Sometimes honesty hurts, but in the long run, it may cause the least amount of pain for you and your parent if you're seriously considering having Mom or Dad move in with you.

Any discussion about this new living arrangement needs to begin with two key questions. First: Have other possibilities been considered? And second: Is this something both generations want?

If you're considering having your mother or father move into your family home, remember that adjusting to such an arrangement takes a commitment by your parent, by you, and by your family. Often the emotions each felt before the move -- worry, stress, guilt, anger, jealousy and so on --  aren't eliminated by the new arrangement; unfortunately, they're intensified.
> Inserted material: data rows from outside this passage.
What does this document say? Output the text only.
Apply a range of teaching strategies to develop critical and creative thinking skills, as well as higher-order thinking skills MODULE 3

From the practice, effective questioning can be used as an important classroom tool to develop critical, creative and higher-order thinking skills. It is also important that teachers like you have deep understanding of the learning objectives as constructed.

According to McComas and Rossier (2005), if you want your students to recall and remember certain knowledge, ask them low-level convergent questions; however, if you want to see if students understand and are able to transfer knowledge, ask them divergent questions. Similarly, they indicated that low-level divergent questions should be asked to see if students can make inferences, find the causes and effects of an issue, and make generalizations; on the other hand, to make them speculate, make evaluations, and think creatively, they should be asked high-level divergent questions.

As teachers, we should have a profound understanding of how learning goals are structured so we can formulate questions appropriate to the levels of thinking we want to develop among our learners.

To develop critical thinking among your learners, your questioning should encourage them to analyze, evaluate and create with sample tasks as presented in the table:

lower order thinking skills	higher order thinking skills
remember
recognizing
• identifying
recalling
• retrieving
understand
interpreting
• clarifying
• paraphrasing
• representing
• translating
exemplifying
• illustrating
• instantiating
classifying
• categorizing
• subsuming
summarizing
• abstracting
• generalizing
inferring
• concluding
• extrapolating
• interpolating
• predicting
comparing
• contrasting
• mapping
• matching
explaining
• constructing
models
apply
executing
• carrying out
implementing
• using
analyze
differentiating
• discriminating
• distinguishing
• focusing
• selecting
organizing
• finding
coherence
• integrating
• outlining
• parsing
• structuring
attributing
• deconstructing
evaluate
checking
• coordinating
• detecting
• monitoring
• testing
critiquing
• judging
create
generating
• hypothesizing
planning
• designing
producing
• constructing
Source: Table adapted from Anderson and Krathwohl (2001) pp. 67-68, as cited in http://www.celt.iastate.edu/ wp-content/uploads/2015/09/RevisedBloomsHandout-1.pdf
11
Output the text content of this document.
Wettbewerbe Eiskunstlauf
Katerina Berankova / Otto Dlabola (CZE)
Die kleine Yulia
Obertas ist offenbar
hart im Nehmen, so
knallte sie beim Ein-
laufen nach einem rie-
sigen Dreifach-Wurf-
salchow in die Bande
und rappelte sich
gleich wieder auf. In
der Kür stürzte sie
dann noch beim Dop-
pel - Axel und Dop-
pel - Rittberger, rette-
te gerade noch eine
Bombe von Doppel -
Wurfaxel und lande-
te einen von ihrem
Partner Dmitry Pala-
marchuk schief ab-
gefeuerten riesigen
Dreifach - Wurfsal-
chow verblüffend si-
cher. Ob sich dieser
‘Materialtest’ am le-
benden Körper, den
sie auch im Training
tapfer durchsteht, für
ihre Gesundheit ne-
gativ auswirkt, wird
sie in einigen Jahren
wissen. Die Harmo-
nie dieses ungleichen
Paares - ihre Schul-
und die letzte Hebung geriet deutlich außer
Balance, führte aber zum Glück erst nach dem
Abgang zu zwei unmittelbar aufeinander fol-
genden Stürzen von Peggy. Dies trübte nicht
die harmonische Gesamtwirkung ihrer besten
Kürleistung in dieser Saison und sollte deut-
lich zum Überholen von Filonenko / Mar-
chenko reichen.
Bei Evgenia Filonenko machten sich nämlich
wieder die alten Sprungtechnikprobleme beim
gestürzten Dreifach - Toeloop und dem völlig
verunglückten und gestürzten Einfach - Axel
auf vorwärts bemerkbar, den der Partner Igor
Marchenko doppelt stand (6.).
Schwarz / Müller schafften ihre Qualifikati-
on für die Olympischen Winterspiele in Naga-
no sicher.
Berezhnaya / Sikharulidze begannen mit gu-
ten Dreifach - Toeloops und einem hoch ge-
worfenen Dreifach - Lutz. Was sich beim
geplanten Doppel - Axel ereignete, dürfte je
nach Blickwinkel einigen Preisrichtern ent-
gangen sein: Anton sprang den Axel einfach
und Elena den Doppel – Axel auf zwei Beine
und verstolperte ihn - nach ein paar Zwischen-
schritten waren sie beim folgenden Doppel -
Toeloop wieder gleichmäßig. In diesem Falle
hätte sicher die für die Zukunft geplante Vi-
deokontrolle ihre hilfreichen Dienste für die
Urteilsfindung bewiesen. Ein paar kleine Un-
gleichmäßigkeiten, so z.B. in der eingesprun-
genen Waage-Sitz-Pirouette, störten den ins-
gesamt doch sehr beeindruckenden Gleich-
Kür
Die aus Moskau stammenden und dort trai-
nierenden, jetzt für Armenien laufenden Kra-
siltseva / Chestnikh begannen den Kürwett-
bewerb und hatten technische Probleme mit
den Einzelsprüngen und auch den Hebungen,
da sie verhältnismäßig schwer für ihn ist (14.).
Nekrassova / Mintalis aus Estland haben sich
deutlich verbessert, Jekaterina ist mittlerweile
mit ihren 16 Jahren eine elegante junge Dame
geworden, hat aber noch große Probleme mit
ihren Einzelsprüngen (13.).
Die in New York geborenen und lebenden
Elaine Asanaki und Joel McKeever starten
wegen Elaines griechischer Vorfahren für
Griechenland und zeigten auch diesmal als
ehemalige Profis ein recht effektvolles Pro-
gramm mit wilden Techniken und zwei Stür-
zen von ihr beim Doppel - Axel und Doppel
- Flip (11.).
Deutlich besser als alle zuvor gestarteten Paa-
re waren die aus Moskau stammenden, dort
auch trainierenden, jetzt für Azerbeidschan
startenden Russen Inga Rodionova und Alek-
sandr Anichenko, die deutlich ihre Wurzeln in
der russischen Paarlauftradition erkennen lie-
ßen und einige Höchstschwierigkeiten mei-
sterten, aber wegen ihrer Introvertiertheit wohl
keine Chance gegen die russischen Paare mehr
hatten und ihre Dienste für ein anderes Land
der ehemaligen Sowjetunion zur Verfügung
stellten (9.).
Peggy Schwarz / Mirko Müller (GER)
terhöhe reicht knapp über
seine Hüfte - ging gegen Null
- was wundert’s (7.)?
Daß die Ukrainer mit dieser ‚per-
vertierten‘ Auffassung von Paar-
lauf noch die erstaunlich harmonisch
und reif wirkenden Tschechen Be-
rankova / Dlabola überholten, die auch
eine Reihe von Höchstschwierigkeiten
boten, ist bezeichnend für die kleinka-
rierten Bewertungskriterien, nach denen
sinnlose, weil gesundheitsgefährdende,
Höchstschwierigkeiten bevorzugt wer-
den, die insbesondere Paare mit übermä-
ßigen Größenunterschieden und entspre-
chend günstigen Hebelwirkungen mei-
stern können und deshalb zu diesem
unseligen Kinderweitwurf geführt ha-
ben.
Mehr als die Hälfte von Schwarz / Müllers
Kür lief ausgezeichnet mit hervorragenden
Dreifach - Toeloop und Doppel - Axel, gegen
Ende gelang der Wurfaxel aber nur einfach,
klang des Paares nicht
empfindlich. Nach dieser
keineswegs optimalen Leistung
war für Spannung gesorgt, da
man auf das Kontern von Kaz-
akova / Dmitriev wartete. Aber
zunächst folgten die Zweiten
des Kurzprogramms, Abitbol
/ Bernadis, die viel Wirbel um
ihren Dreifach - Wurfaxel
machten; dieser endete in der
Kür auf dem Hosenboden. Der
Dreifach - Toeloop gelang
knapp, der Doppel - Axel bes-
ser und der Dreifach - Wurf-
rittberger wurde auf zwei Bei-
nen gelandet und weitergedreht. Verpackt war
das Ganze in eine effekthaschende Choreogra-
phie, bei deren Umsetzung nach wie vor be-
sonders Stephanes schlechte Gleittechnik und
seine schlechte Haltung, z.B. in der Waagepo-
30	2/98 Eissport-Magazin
Sometimes the move just isn't right, for a variety of reasons. It's nobody's fault that Dad is a late riser and you have a houseful of young children who are up at the crack of dawn every day.

It's nobody's fault that your house is already too small and simply couldn't accommodate one more person.

It's nobody's fault that you were recently promoted at work and right now your new duties leave you little time for anything else.

It's nobody's fault that you and your parent get along better with a little more space -- physical and emotional -- between you, and that living under the same roof will bring up old issues and attitudes toward one another that neither wants.

It's better for both of you to be honest from the beginning. The hurt from hearing "this won't work" is less painful than the hurt of living in a situation that could possibly tear the family apart.

Sit and talk with your Mom before the need arises for any move, a move anywhere. How does she feel about the idea? She may appreciate the offer, but not want to accept that plan. Maybe she likes the idea of being with other seniors in a community setting. Maybe the thought of moving in with you, even though she loves you dearly, would be her last choice not her first. Or maybe this discussion would be very comforting to her.

You need to ask yourself: Why do I want to do this? Is it because I have to? Is it because I'll feel so guilty if I don't? Is it because my parent or siblings or other family members are in some way forcing me to do it?

Or do I want to do this? Is it an opportunity for my children to get to know my parent better? Is it a chance for me, in some way, to give something back to my mother or father? Is it an opportunity for both of us to spend time together, time that is passing so quickly?

When the daily grind begins to take its toll -- nd having anyone of any age move into a household can stir things up -- you need to have that basic reason to fall back on.

Yes, today you're tired but . . . . Yes, today was a hard day but . . . . Yes, tempers flared today but . . . . You know why you agreed to do this. You know why this is good not just for your parent but for you.